Le décalage français
Le PIB allemand a baissé de 4,7 % en 2009, contre - 2,6 % pour le PIB français. A la fin de
l'année, l'Allemagne devrait afficher une croissance de + 3 %. La France attend + 1,4 %. " La
croissance moyenne, en glissement annuel, côté français, reste supérieure à celle observée
côté allemand : + 1,8 % sur la période 1998-2010, contre + 1,1 % ", insiste Mathilde
Lemoine.
La moindre performance trimestrielle française - relativement à l'Allemagne - tient pour une
large part, selon les économistes, à une moindre dépendance aux exportations : 30 % du PIB
côté français, 50 % côté allemand. En 2009, cette caractéristique a fait que l'économie
française a été un peu moins touchée par la crise.
Aujourd'hui que le commerce mondial repart, elle n'en profite pas pleinement. " En
Allemagne, les exportations sont en hausse de 18 % sur un an, contre 9,9 % en France ", note
Sylvain Broyer, économiste chez Natixis. " La principale difficulté de la France c'est que,
contrairement à l'Allemagne, elle ne dispose pas de la capacité à s'accrocher à la dynamique
mondiale. Notamment à celle, très forte, des marchés émergents ", relève Nicolas Bouzou,
directeur de la société Asterès.
L'autre facteur qui explique le " décalage " français, c'est le poids du système social dans
l'économie nationale. Les transferts sociaux (prestations sociales, fiscalité), mais aussi la
structure du marché du travail, jouent un rôle d'" amortisseur en période de crise ", mais ont "
un effet boulet en période de reprise ", remarque Nicolas Bouzou.
Un coussin de sécurité
" Les prestations de protection sociale représentaient 44 % du revenu disponible brut des
ménages français en 2007 en France, détaille Mathilde Lemoine. L'ampleur des variations de
ce revenu, à la hausse comme à la baisse, est donc limitée par ces dépenses publiques. " Cela
a un impact sur la consommation, qui est la principale composante de la croissance en France
: pendant la crise, les transferts sociaux ont contribué à soutenir - relativement - les revenus et
donc la demande ; avec la reprise, " l'augmentation des recettes fiscales limite la croissance
du revenu disponible, les transferts se réduisent ", explique Mathilde Lemoine.

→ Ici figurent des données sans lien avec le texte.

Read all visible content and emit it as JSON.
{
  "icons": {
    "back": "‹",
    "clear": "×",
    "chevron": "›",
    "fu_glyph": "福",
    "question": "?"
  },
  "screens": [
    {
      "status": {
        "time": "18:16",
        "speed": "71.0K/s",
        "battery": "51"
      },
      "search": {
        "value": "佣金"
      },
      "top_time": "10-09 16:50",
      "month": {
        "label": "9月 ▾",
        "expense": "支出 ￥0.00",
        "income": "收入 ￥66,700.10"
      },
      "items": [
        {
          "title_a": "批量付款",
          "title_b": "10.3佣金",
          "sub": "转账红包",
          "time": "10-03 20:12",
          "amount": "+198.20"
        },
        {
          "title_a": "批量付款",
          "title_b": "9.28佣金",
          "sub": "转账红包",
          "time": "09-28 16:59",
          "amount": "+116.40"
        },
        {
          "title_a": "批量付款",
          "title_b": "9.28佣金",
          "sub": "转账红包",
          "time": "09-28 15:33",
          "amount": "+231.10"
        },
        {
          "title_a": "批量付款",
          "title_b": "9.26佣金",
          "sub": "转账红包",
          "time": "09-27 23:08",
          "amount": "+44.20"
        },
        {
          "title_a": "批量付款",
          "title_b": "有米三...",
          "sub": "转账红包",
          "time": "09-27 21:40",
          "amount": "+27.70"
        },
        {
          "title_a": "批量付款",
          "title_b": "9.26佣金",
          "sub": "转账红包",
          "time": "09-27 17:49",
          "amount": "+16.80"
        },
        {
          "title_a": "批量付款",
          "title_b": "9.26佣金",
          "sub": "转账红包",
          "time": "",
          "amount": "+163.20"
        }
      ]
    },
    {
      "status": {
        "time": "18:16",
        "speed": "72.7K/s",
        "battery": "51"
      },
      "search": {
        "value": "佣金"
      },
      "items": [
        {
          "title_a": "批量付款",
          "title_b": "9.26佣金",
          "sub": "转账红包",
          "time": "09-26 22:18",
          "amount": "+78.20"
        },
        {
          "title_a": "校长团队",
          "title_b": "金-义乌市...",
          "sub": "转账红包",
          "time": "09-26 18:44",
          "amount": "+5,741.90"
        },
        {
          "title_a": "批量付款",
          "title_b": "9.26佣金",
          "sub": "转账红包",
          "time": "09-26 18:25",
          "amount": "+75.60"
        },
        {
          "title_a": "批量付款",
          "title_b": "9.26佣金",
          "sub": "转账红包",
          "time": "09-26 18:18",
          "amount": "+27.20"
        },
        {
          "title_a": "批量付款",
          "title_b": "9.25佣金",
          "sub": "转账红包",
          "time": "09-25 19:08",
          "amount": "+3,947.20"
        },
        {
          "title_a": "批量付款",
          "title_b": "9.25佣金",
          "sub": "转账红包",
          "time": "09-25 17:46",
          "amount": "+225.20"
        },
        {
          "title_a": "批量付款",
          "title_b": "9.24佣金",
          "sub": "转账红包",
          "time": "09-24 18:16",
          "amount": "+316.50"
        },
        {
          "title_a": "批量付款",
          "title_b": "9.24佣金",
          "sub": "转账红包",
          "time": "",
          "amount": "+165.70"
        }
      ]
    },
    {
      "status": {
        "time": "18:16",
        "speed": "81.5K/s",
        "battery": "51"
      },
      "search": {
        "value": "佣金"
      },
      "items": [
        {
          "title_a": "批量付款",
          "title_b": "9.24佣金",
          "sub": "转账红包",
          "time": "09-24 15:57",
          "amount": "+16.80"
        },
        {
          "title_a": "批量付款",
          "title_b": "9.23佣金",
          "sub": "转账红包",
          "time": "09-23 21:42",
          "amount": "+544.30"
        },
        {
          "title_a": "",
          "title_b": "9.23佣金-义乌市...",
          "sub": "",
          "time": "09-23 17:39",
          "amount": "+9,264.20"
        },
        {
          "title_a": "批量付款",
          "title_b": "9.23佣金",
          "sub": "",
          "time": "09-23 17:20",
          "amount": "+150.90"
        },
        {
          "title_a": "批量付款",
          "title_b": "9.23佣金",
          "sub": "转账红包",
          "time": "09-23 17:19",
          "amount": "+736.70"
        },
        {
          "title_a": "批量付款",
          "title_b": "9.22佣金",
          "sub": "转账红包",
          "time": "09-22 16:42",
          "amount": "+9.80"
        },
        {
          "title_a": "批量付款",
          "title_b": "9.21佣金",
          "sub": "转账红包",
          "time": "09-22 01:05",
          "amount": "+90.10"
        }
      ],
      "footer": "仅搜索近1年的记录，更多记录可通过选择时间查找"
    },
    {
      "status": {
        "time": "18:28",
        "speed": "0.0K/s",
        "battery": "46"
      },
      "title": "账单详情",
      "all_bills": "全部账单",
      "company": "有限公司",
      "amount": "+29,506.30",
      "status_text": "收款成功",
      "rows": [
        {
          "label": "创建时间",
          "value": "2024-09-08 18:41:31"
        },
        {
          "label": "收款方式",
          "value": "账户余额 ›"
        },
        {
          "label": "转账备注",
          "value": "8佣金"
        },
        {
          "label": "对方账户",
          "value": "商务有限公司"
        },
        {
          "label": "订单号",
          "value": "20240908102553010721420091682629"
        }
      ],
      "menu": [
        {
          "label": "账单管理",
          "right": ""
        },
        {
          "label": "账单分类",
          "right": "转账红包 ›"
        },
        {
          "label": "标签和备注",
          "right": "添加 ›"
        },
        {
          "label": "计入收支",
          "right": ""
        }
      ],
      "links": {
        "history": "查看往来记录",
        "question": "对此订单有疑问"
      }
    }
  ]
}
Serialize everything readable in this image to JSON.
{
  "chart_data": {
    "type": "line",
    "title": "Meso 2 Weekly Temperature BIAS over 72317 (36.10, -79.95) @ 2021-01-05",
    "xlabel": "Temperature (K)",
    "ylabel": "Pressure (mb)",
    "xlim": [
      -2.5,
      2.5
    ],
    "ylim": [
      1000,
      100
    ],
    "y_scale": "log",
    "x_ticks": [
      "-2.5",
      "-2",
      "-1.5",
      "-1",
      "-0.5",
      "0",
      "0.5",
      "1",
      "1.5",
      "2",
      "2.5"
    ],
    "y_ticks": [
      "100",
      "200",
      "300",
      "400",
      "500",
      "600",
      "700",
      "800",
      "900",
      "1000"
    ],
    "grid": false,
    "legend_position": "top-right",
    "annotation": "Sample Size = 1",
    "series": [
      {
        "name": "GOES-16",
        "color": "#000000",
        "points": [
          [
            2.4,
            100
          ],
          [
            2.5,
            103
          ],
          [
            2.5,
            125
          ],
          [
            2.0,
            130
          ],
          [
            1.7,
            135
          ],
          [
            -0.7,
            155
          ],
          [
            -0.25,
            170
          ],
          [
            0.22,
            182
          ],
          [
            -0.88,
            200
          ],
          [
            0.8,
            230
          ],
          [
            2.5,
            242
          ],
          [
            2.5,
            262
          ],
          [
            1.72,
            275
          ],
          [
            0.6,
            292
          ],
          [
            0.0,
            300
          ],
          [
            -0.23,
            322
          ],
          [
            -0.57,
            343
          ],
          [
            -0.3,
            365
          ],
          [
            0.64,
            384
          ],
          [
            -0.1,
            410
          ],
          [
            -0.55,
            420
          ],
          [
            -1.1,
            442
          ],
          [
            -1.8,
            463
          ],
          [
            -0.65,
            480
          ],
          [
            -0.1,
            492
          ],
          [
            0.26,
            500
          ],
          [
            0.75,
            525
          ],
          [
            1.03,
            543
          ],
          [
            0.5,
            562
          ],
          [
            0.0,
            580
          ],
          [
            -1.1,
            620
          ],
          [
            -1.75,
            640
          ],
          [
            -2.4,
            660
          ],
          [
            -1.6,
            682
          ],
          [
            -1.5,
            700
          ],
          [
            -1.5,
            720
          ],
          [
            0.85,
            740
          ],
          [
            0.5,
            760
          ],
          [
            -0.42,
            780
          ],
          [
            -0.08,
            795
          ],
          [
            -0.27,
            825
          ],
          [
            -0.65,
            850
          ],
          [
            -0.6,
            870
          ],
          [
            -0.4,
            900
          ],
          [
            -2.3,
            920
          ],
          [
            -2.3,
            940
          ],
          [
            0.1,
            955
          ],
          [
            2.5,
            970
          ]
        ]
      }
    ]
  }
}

" La variation de l'emploi très faible " est une autre caractéristique française, rappelle Sylvain
Broyer. " C'est un coussin de sécurité en période de récession car cela soutient la
consommation. Mais, lorsque cela repart, il y a aussi une moindre hausse de l'emploi et donc
de la consommation, de l'investissement... " Ce qui se traduit dans les chiffres d'évolution du
PIB.
Le modèle allemand
Faut-il, dès lors, réformer ce " modèle social " ? C'est ce qu'a fait l'Allemagne ces dernières
années, rappellent les économistes, qui, pour un certain nombre, estiment qu'elle en tire
aujourd'hui les bénéfices. Avec les lois Hartz, entre 2003 et 2005, puis l'" Agenda 2010 ", les
Allemands ont réduit la durée des prestations chômage, les prestations sociales et les dépenses
d'assurance-maladie. " Ils ont aussi revu la fiscalité, augmenté la TVA, réformé des retraites ",
rappelle Sylvain Broyer.
La part des dépenses publiques dans le PIB en Allemagne est passée de 48,5 % en 2003 à 43,7
% en 2008 - remontant à 47,6 % en 2009 avec la crise, contre 55,6 % en France. Le taux de
prélèvements obligatoires était de 39,5 % en Allemagne en 2008, contre 42,8 % en France.